ANLY482 AY2016-17 T2 Group10 Project Overview: Methodology
Correlations
Some questions we hope to answer include what should the business invest in in order to achieve higher efficiency and growth and which sales method is the most efficient? For this, we could look at correlations between sales revenue and inputs. While correlation is not indicative of causation, it can be highly suggestive.
Cluster Analysis + Machine Learning
Depending on quality of data and conversations in future, we also hope to create a machine learning model that will be able to do some predictive analytics. For example by predicting how would performance vary if we change an input resource.
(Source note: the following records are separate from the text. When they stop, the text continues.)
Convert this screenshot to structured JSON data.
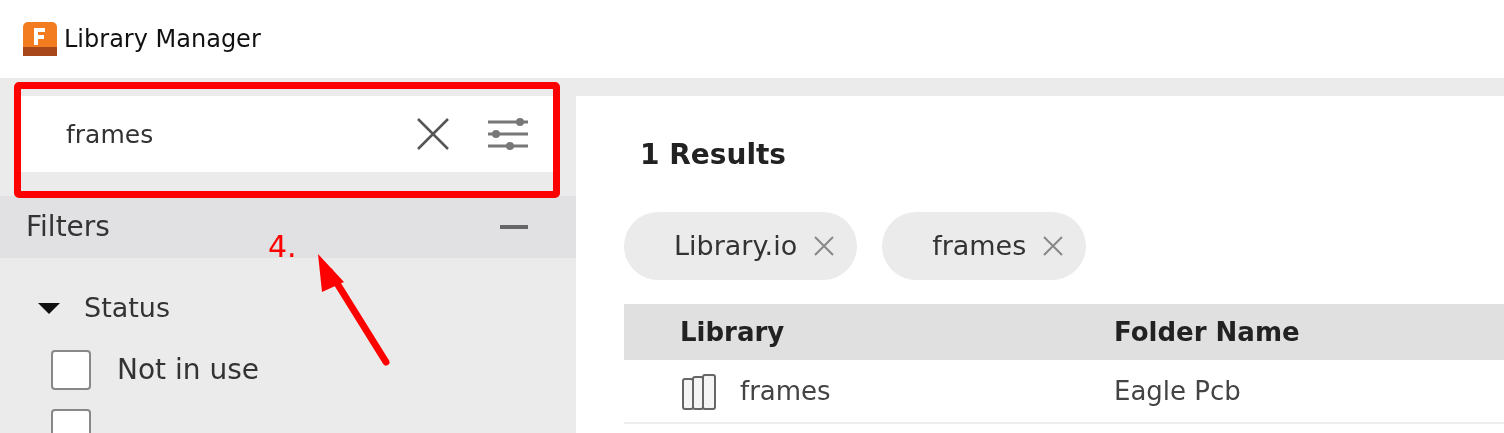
{
  "window": {
    "title": "Library Manager"
  },
  "search": {
    "value": "frames"
  },
  "filters": {
    "title": "Filters",
    "expanded": true,
    "groups": [
      {
        "label": "Status",
        "expanded": true,
        "options": [
          {
            "label": "Not in use",
            "checked": false
          },
          {
            "checked": false
          }
        ]
      }
    ]
  },
  "results": {
    "title": "1 Results",
    "chips": [
      {
        "label": "Library.io"
      },
      {
        "label": "frames"
      }
    ],
    "table": {
      "columns": [
        "Library",
        "Folder Name"
      ],
      "rows": [
        {
          "library": "frames",
          "folder": "Eagle Pcb"
        }
      ]
    }
  },
  "annotation": {
    "label": "4."
  }
}
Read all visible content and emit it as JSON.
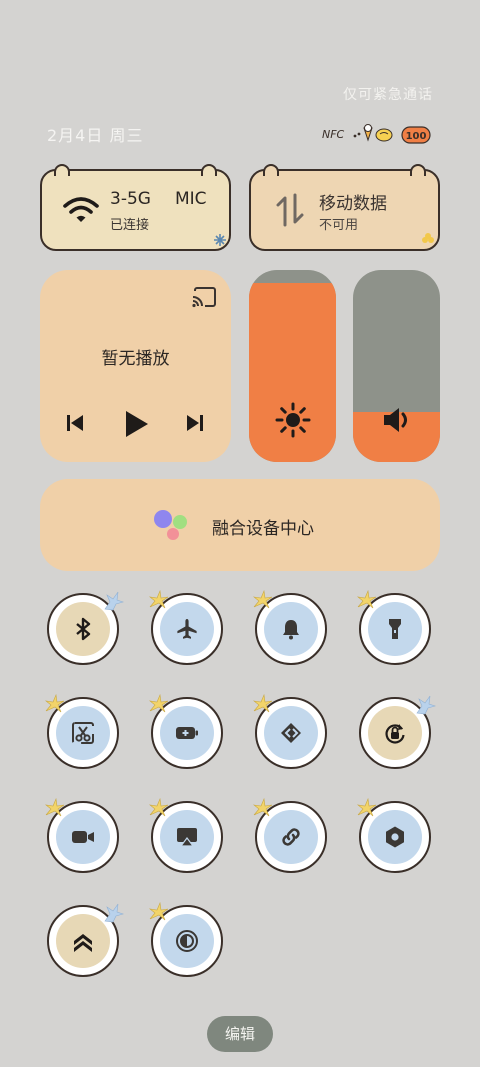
{
  "status": {
    "emergency_only": "仅可紧急通话",
    "date": "2月4日 周三"
  },
  "status_icons": {
    "nfc": "NFC",
    "battery": "100"
  },
  "wifi_tile": {
    "name": "3-5G",
    "name_tail": "MIC",
    "status": "已连接"
  },
  "data_tile": {
    "name": "移动数据",
    "status": "不可用"
  },
  "media": {
    "title": "暂无播放"
  },
  "sliders": {
    "brightness_level": 0.93,
    "volume_level": 0.26
  },
  "fusion": {
    "label": "融合设备中心"
  },
  "toggles": [
    {
      "name": "bluetooth",
      "icon": "bluetooth-icon",
      "active": true
    },
    {
      "name": "airplane",
      "icon": "airplane-icon",
      "active": false
    },
    {
      "name": "ringer",
      "icon": "bell-icon",
      "active": false
    },
    {
      "name": "flashlight",
      "icon": "flashlight-icon",
      "active": false
    },
    {
      "name": "screenshot",
      "icon": "scissors-icon",
      "active": false
    },
    {
      "name": "battery-saver",
      "icon": "battery-plus-icon",
      "active": false
    },
    {
      "name": "cast",
      "icon": "cast-arrows-icon",
      "active": false
    },
    {
      "name": "rotation-lock",
      "icon": "rotation-lock-icon",
      "active": true
    },
    {
      "name": "screen-record",
      "icon": "video-camera-icon",
      "active": false
    },
    {
      "name": "screen-mirror",
      "icon": "airplay-icon",
      "active": false
    },
    {
      "name": "link",
      "icon": "link-icon",
      "active": false
    },
    {
      "name": "settings",
      "icon": "hexagon-gear-icon",
      "active": false
    },
    {
      "name": "performance",
      "icon": "double-chevron-up-icon",
      "active": true
    },
    {
      "name": "dark-mode",
      "icon": "contrast-icon",
      "active": false
    }
  ],
  "edit": {
    "label": "编辑"
  },
  "colors": {
    "background": "#d4d3d1",
    "accent_orange": "#f07f45",
    "tile_beige": "#f0d0a8",
    "toggle_blue": "#c3d8ec"
  }
}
We could do clustering on the client data, and then for each client cluster, we can train an artificial neural network (ANN) on the sales inputs, client characteristics and resulting revenue and thereby predict results based on sales input. This is to create a predictive model for each type of client. A neural network has been applied to sales forecasting in a fashion retail setting before (Sun et al.), but to the best of our knowledge has not been applied to pharmaceutical sales.
After the clustering, we could also compare the revenue to the sales input to identify the more efficient teams or methods and recommend GSK to analyze them in future to uncover the reasons behind the efficiency and to spread them as best practices through the organization.
Survival Analysis
Survival Analysis is a statistical technique used to analyze the expected duration of time until an event occurs and also one of the cornerstones of customer analytics. An event in our project context can be customer attrition (where existing customers turnover to other companies) or inventory depletion (where certain pharmaceutical products run dry). An understanding of when customer turnover or when inventory will need to be replenished enables GSK to plan timing for churn prevention efforts through more frequent sales channel.